Facts of the Case

The Revenue filed an appeal under Section 260A of the Income-tax Act, 1961 challenging the order dated 05.07.2024 passed by the Income Tax Appellate Tribunal for Assessment Year 2016–17. The Tribunal had allowed the assessee’s appeal and deleted the addition of ₹30,37,53,712/- made under Section 56(2)(viib).

The assessee, A.H. Multisoft Pvt. Ltd., was engaged in providing software support and maintenance services and held a strategic 20% equity stake in South Asia FM Ltd., a company operating FM radio stations across India under the brand “Red FM”. South Asia FM Ltd. issued rights shares at ₹20 per share, which were fully subscribed by its shareholders based on a DCF valuation that was not disputed by the Revenue or the Reserve Bank of India.

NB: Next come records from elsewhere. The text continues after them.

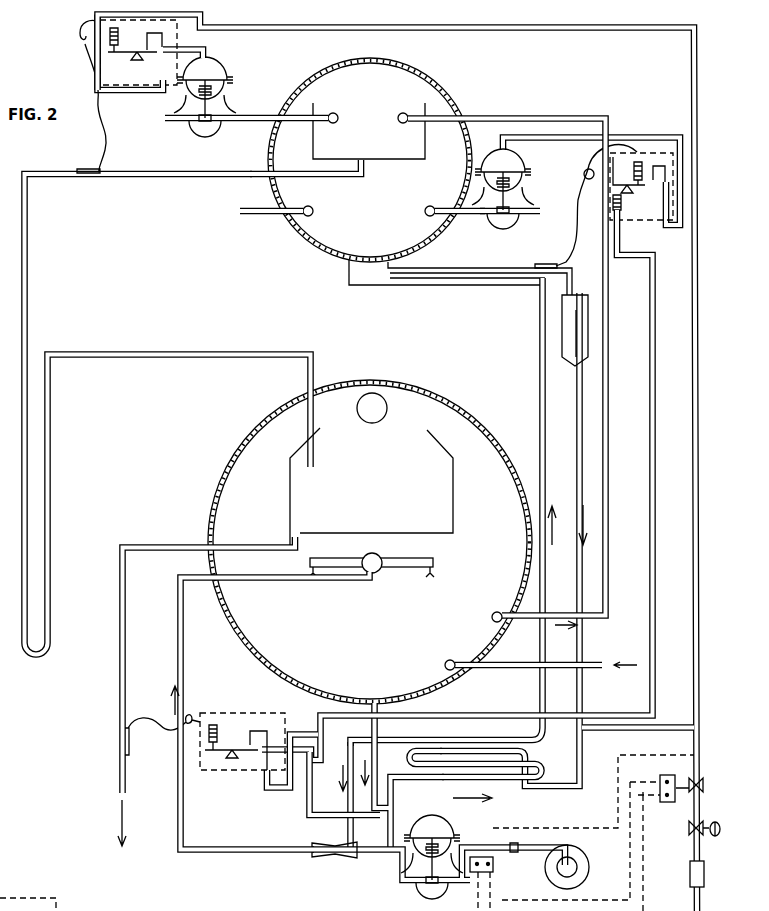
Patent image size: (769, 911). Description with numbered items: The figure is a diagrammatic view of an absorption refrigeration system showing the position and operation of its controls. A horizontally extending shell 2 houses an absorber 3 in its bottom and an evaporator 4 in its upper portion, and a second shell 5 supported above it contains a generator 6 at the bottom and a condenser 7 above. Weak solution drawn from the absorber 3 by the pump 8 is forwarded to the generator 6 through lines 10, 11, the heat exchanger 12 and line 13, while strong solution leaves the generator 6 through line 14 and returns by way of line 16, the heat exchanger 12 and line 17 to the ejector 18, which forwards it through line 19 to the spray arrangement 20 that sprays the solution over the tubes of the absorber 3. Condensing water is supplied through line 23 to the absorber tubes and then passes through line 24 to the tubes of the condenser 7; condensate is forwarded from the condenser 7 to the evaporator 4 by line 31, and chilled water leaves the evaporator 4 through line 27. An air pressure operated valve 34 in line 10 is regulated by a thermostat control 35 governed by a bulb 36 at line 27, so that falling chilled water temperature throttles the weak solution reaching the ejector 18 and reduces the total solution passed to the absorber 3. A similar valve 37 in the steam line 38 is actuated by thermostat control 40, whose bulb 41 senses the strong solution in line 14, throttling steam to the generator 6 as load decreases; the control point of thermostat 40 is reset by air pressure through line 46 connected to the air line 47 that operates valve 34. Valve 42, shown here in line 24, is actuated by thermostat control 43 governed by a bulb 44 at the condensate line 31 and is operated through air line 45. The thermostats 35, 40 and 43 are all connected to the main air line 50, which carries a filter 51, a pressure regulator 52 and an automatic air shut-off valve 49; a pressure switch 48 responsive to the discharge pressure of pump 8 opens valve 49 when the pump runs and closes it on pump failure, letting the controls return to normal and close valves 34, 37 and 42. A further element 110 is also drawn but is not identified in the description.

The shell 2 is at (503, 440).
The absorber 3 is at (228, 605).
The evaporator 4 is at (448, 483).
The second shell 5 is at (273, 156).
The generator 6 is at (325, 248).
The condenser 7 is at (369, 159).
The pump 8 is at (582, 871).
The line 10 is at (495, 866).
The line 11 is at (386, 832).
The heat exchanger 12 is at (545, 764).
The line 13 is at (540, 385).
The line 14 is at (459, 270).
The line 16 is at (579, 385).
The line 17 is at (348, 808).
The ejector 18 is at (335, 856).
The line 19 is at (176, 626).
The spray arrangement 20 is at (376, 575).
The line 23 is at (494, 673).
The line 24 is at (610, 445).
The line 27 is at (118, 626).
The line 31 is at (145, 180).
The air pressure operated valve 34 is at (455, 846).
The thermostat control 35 is at (219, 769).
The bulb 36 is at (130, 742).
The air pressure operated valve 37 is at (488, 222).
The steam line 38 is at (468, 202).
The thermostat control 40 is at (645, 150).
The bulb 41 is at (541, 263).
The air pressure operated valve 42 is at (218, 132).
The thermostat control 43 is at (128, 88).
The bulb 44 is at (90, 168).
The air line 45 is at (208, 53).
The air line 46 is at (655, 385).
The air line 47 is at (325, 824).
The pressure switch 48 is at (478, 875).
The automatic air shut-off valve 49 is at (706, 782).
The main air line 50 is at (698, 572).
The filter 51 is at (706, 870).
The pressure regulator 52 is at (720, 827).
The valve 110 is at (669, 209).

To fund its subscription, the assessee issued rights shares to its own shareholders at ₹2,772 per share based on a DCF valuation report dated 21.09.2015 prepared by an independent Chartered Accountant, valuing the shares at ₹2,771.65 per share.

Issues Involved

Whether the Assessing Officer was justified in rejecting a DCF-based valuation report substantiating fair market value under Section 56(2)(viib) merely on the basis of generic disclaimers, and whether recomputation of fair market value based on book value was sustainable in law.

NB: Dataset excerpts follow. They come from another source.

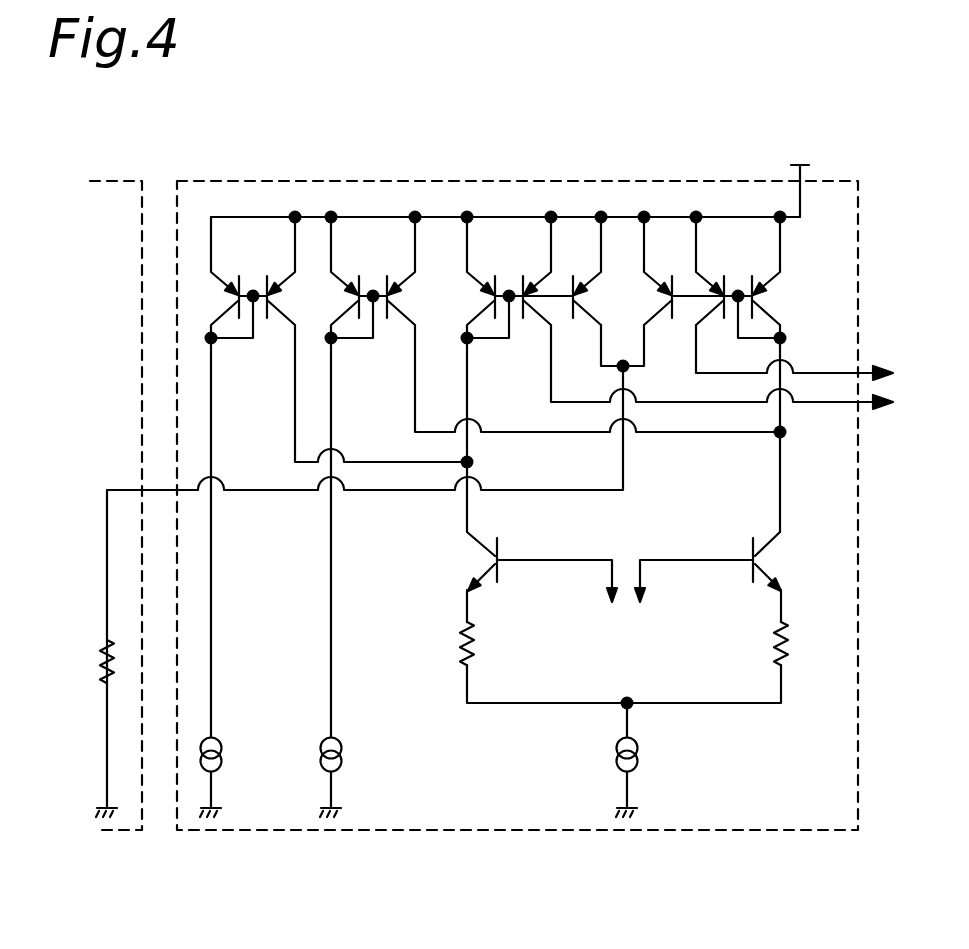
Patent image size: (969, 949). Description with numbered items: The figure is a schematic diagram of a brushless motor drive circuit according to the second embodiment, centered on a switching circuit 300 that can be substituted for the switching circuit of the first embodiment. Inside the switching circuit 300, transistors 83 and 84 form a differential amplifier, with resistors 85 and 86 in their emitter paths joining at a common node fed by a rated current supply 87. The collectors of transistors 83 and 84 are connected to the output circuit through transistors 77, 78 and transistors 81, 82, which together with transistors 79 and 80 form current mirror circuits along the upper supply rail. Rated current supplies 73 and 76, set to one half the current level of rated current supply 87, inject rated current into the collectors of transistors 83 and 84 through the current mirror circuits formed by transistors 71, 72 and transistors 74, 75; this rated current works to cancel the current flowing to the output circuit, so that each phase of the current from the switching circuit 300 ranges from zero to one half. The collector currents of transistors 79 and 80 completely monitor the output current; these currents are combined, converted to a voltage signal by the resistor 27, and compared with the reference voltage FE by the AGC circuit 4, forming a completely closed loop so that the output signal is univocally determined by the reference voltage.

The AGC circuit 4 is at (112, 182).
The switching circuit 300 is at (515, 182).
The resistor 27 is at (100, 650).
The transistor 71 is at (233, 277).
The transistor 72 is at (277, 313).
The rated current supply 73 is at (230, 755).
The transistor 74 is at (353, 277).
The transistor 75 is at (397, 313).
The rated current supply 76 is at (350, 755).
The transistor 77 is at (488, 277).
The transistor 78 is at (533, 313).
The transistor 79 is at (580, 292).
The transistor 80 is at (672, 319).
The transistor 81 is at (710, 278).
The transistor 82 is at (777, 295).
The transistor 83 is at (503, 552).
The transistor 84 is at (764, 561).
The resistor 85 is at (478, 648).
The resistor 86 is at (792, 635).
The rated current supply 87 is at (640, 752).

Petitioner’s Arguments (Revenue)

The Revenue contended that the assessee had overvalued its shares and had not followed a permissible valuation method under Rule 11UA. It was argued that the Assessing Officer had identified defects in the valuation methodology and that reliance on the assets of the investee company for DCF valuation of the assessee was impermissible. The Revenue further submitted that disclaimers in the valuation report rendered it unreliable.

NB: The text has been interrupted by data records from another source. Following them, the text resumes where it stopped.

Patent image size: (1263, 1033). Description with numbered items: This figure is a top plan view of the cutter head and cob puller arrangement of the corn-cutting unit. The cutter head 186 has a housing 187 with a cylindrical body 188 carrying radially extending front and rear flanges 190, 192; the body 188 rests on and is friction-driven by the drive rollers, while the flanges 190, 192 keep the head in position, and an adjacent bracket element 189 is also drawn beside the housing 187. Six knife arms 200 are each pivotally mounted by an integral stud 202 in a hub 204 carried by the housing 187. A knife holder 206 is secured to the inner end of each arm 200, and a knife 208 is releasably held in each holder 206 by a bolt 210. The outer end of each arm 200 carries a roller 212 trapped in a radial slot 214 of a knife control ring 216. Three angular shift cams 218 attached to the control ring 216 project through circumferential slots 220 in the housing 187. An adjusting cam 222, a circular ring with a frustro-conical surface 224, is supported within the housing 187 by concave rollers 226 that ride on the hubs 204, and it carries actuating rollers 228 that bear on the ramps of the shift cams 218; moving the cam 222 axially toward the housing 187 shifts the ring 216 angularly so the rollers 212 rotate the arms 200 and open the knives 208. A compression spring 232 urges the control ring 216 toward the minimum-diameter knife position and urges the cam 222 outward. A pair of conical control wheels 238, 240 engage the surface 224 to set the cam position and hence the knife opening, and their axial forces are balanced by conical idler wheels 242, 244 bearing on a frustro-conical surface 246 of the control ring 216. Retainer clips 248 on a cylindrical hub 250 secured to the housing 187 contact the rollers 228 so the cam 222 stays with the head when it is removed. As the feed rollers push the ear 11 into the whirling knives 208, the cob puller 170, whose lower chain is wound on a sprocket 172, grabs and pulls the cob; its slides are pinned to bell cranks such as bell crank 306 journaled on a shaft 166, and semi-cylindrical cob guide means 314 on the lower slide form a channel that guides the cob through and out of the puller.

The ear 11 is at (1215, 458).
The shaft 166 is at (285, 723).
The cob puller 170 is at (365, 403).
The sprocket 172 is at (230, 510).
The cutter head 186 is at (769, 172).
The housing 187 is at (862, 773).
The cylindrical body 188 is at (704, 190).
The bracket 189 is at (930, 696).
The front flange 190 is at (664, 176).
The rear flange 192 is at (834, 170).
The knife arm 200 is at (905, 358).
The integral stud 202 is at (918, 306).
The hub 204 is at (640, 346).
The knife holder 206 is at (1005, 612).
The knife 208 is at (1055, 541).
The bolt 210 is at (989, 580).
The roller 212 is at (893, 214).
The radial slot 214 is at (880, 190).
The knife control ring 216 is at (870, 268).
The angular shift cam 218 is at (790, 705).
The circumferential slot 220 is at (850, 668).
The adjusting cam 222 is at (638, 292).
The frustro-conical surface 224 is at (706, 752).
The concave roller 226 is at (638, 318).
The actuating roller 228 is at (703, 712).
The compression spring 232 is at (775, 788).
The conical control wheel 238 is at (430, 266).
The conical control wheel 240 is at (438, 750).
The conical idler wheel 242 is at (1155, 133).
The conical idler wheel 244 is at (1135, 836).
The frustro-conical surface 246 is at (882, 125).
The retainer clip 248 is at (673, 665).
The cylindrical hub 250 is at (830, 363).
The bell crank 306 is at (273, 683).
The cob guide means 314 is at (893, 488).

Respondent’s Arguments (Assessee)

The assessee submitted that it had duly substantiated the fair market value of its shares through a DCF valuation prepared by an independent expert using a method expressly permitted under Rule 11UA. It was argued that the Assessing Officer failed to identify any error in the data or methodology and could not reject the valuation merely on the basis of standard disclaimers commonly found in professional valuation reports.

Court Order / Findings

The Delhi High Court upheld the findings of the Income Tax Appellate Tribunal and held that once the assessee substantiates the fair market value through an expert valuation report, the onus lies on the Assessing Officer to demonstrate specific errors in the methodology or data. Generic disclaimers do not render a valuation report unreliable.

The Court observed that the Assessing Officer had already computed the fair market value under Rule 11UA as negative. In such circumstances, once a higher value was substantiated by the assessee through an expert report, the same was required to be accepted in terms of the Explanation to Section 56(2)(viib).

The Court further held that valuation of the assessee’s investment in South Asia FM Ltd. using the DCF method was permissible under Rule 11UA(2)(b) and consistent with ICAI Valuation Standards. The contention that the assessee adopted a hybrid or impermissible method was rejected.

Important Clarification

The Court clarified that Section 56(2)(viib) allows acceptance of fair market value substantiated by the assessee, and the Assessing Officer cannot arbitrarily discard an expert valuation without pointing out concrete defects. Standard disclaimers recording reliance on management data are routine and do not invalidate a valuation.

Final Outcome

The appeal filed by the Revenue was dismissed. The Delhi High Court held that no substantial question of law arose for consideration and upheld the deletion of the addition made under Section 56(2)(viib), affirming that the DCF-based valuation substantiated by the assessee was required to be accepted.